LARA

Termination and Efficiency of Abstract Interpretation Analysis

Definition: A chain of length $n$ is a sequence $s_0, s_1, \ldots, s_n$ such that

\begin{equation*} s_0 \sqsubset s_1 \sqsubset s_2 \sqsubset \ldots \sqsubset s_n \end{equation*}

where $x \sqsubset y$ means, as usual, $x \sqsubseteq y \land x \neq y$

Definition: A partial order has a finite height $n$ if it has a chain of length $n$ and every chain is of length at most $n$.

A finite lattice is of finite height

Example: The constant propagation lattice $\mathbb{Z} \cup \{\bot, \top\}$ is an infinite lattice of height 2. One example chain of length 2 is

\begin{equation*} \bot \sqsubset 42 \sqsubset \top \end{equation*}

Here the $\gamma$ function is given by

  • $\gamma(k) = \ldots$ when $k \in \mathbb{Z}$
  • $\gamma(\top) = \ldots$
  • $\gamma(\bot) = \ldots$

The ordering is given by $a_1 \subseteq a_2$ iff $\gamma(a_1) \subseteq \gamma(a_2)$

Example: If a state of a (one-variable) program is given by an integer, then a concrete lattice element is a set of integers. This lattice has infinite height. There is a chain

\begin{equation*} \{ 0 \} \subset \{ 0, 1 \} \subset \{ 0, 1, 2 \} \subset \ldots \subset \{ 0, 1, 2, \ldots, n \} \end{equation*}

for every $n$.

Convergence in Lattices of Finite Heignth

Consider a finite-height lattice $(L, \sqsubseteq)$ of height $n$ and function

\begin{equation*} F : L \to L \end{equation*}

What is the maximum length of sequence $\bot, F(\bot), F^2(\bot), \ldots$ ?

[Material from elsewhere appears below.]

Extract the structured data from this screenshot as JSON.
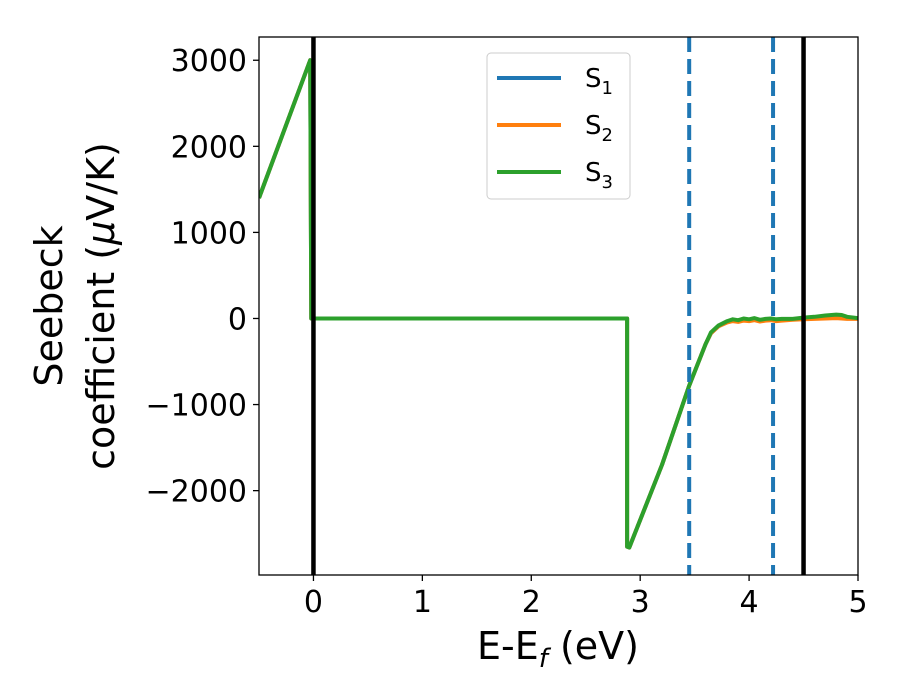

Give an effectively computable expression for $lfp(F)$.

Computing the Height when Combining Lattices

Let $H(L,\leq)$ denote the height of the lattice $(L,\leq)$.

Product

Given lattices $(L_1,\sqsubeteq_1)$ and $(L_2,\sqsubeteq_2)$, consider product lattice with set $L_1 \times L_2$ and potwise order

\begin{equation*} (x_1,x_2) \sqsubseteq (x'_1, x'_2) \end{equation*}

iff $\ldots$

What is the height of the product lattice?

Exponent

Given lattice $(L, \sqsubeteq)$ and set $V$, consider the lattice $(L^V,\sqsubseteq')$ defined by

\begin{equation*} g \sqsubset' h \end{equation*}

iff $\forall v \in V. g(v) \sqsubseteq h(v)$.

What is the height of the exponent lattice?

Answer: height of $L$ times the cardinality of $V$.